Not until Scott Lawson was given a start in the third Test of the series against Italy did Scotland boast a functioning lineout and he was a little wayward yesterday. Not until Geoff Cross replaced Moray Low 38 minutes later did the Scots boast a stable scrum (and Cross is deemed superfluous by Edinburgh). In effect, the first two and a half Tests were a write-off as far as the Scots were concerned because they didn’t field a pack that could win its own set piece possession. They were effectively fighting with one hand tied behind their back, little wonder they failed to land a single blow.

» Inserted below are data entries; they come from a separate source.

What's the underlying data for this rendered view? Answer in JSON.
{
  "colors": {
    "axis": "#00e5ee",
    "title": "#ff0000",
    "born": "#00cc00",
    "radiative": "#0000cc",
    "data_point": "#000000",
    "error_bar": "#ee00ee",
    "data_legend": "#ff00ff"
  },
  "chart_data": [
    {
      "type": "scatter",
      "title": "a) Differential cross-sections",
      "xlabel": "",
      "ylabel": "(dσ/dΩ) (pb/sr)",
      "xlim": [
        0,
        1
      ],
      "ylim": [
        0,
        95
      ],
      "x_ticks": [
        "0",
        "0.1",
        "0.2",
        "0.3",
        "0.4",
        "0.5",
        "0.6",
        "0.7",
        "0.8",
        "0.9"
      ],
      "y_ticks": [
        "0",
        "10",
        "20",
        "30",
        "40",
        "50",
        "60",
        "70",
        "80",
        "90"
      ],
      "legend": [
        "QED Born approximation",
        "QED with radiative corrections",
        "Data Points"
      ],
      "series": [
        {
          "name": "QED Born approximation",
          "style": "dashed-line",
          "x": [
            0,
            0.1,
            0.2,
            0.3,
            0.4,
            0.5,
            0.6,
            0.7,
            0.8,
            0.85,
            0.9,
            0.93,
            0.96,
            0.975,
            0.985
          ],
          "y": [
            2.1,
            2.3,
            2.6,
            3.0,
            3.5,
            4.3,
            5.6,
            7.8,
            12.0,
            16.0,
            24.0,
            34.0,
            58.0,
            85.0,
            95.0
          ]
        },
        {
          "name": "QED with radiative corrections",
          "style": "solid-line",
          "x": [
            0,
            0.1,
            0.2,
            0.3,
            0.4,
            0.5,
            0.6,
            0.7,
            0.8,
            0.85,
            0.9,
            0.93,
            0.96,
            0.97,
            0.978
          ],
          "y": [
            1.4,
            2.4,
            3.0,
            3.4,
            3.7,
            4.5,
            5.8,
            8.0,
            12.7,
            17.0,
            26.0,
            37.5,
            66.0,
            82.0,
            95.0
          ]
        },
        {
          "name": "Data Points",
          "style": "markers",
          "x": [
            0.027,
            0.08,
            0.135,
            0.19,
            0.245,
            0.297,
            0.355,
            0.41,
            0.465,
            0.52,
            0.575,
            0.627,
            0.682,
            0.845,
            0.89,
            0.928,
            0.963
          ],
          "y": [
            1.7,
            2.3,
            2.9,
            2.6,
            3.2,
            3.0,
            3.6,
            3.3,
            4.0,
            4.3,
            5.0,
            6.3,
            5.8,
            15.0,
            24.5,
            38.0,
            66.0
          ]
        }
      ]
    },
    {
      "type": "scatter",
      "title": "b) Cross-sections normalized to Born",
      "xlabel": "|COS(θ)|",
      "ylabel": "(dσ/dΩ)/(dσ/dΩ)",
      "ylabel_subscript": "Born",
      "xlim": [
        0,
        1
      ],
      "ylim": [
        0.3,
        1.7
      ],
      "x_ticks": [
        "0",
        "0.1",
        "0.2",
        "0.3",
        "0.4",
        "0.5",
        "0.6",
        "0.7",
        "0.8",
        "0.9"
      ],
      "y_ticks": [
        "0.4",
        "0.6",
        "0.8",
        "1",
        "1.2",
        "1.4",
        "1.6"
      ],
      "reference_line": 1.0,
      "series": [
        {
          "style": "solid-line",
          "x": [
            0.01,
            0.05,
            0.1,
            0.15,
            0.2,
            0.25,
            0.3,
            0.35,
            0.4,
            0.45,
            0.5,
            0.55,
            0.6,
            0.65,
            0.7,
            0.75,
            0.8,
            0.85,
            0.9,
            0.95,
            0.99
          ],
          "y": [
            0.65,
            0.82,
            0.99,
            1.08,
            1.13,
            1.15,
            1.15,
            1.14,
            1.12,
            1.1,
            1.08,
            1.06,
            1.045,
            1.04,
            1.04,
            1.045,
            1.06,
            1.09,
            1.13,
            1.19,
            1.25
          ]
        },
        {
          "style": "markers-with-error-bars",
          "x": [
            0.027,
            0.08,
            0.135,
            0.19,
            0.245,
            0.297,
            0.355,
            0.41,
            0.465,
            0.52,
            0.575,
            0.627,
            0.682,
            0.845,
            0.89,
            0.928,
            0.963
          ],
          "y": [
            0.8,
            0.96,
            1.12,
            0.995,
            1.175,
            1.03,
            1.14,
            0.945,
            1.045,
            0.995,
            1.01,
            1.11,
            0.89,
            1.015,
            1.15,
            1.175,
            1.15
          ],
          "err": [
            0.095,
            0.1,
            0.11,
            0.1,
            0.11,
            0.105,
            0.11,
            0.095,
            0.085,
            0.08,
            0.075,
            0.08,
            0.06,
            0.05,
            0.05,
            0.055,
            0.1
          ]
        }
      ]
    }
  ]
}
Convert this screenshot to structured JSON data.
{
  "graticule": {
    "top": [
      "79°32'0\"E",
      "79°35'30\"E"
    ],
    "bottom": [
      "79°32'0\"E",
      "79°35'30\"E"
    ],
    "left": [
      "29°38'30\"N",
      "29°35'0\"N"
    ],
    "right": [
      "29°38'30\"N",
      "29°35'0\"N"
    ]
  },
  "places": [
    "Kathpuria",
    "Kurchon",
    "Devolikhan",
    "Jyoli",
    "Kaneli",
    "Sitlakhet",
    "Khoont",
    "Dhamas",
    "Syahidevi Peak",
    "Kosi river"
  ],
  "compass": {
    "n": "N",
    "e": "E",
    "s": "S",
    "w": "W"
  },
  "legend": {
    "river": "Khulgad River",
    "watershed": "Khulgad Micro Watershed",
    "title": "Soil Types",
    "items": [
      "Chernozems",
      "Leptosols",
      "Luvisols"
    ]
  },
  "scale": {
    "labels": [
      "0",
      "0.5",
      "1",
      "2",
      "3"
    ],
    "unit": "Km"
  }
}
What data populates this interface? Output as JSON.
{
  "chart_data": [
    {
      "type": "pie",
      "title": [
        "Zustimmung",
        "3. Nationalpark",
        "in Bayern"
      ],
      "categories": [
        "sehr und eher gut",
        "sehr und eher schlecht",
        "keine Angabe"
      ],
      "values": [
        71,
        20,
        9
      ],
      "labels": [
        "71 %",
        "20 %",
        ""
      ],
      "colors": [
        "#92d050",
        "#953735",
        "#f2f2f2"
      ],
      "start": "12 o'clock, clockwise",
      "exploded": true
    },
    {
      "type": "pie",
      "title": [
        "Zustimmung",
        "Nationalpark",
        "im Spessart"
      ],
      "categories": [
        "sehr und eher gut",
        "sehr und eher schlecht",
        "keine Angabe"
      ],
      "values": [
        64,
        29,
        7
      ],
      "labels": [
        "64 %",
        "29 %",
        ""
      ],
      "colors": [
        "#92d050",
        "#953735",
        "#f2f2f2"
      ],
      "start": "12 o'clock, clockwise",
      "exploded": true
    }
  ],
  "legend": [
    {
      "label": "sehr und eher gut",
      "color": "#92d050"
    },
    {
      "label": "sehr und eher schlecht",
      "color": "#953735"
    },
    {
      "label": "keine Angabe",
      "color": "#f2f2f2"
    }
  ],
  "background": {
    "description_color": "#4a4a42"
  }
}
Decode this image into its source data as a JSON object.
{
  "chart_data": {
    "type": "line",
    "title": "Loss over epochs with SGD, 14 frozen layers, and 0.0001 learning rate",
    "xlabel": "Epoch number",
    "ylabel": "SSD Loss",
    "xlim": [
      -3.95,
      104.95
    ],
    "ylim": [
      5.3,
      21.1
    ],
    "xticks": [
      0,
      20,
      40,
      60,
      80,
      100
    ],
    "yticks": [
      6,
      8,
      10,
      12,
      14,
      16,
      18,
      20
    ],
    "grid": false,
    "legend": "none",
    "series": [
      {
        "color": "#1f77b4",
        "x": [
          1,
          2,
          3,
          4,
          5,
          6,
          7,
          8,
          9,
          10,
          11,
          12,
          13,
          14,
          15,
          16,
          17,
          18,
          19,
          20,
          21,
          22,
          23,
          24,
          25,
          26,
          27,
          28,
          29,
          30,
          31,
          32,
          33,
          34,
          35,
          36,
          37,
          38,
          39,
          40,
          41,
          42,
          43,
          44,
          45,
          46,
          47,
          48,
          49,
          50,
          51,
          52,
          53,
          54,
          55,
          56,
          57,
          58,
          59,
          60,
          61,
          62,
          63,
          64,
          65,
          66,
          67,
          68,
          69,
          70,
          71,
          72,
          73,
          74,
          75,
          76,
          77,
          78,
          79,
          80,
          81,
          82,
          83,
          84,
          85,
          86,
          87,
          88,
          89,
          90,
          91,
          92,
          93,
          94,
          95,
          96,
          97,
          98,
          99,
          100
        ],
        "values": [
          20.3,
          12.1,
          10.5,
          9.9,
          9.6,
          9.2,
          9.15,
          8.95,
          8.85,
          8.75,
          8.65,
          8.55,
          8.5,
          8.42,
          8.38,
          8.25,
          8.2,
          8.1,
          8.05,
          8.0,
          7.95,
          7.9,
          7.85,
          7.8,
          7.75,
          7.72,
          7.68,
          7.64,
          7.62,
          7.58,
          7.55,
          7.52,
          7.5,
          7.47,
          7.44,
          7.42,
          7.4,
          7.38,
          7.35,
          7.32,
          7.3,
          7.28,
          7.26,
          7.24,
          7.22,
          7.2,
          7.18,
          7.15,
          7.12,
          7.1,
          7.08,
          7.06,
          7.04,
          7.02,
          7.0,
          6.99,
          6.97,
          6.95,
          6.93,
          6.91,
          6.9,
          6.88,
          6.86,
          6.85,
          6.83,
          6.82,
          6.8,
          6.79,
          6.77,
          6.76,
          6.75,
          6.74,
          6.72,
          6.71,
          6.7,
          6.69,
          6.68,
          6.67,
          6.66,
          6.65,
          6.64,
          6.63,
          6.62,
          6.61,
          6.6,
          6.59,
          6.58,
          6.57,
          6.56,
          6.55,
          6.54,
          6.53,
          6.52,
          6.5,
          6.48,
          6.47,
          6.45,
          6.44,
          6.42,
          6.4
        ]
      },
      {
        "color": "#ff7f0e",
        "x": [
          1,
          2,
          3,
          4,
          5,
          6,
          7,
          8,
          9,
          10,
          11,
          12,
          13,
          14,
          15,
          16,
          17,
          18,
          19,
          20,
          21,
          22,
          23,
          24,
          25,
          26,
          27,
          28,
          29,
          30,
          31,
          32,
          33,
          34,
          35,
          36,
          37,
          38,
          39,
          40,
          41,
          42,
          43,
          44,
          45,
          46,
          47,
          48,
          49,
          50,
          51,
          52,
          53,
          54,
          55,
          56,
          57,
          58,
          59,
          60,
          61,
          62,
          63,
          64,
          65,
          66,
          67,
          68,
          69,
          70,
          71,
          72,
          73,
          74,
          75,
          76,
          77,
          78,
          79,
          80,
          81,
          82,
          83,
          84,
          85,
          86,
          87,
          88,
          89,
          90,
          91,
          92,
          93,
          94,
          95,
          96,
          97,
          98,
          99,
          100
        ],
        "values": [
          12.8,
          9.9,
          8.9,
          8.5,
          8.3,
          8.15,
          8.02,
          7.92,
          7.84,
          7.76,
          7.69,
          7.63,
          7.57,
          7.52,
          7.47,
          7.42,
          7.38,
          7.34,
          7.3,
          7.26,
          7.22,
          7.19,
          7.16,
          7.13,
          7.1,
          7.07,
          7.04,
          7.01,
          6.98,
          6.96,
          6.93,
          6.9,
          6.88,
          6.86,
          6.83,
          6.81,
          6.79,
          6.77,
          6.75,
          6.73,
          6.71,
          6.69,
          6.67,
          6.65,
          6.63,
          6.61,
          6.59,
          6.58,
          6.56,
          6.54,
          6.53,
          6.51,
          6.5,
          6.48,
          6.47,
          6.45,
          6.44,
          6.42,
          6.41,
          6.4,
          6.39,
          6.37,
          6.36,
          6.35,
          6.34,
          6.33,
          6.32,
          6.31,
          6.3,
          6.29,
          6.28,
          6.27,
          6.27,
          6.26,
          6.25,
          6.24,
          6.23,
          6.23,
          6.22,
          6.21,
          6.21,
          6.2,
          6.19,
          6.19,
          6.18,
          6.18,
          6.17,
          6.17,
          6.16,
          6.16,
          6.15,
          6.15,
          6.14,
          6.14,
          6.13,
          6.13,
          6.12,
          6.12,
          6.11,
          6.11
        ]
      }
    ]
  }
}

Scotland need their young props to grow up quickly and some of their old ones to punch their weight. As for hookers, Lawson showed the benefits of accuracy and it isn’t worth benching Ross Ford until or unless he can hit the board never mind the bull. The Warriors’ duo of Kevin Bryce (much the same size as Ford) and Fraser Brown should be on the bus to North America in June to test them in the relatively benign surroundings of a summer tour.

The backrow is another headache, too many decent all rounders, not enough specialist stand outs. You suspect that either Ross Rennie or John Barclay, the forgotten man of Scottish rugby, will be back before too long and Ryan Wilson has to do more both with and without the ball to justify the selectors’ faith.

Vern Cotter takes over a demoralised squad who have seriously under-achieved in this campaign, performing miserably against Ireland, England and Wales and failing to beat the worst French team of recent memory. You have to hope that new coach Cotter relishes a challenge.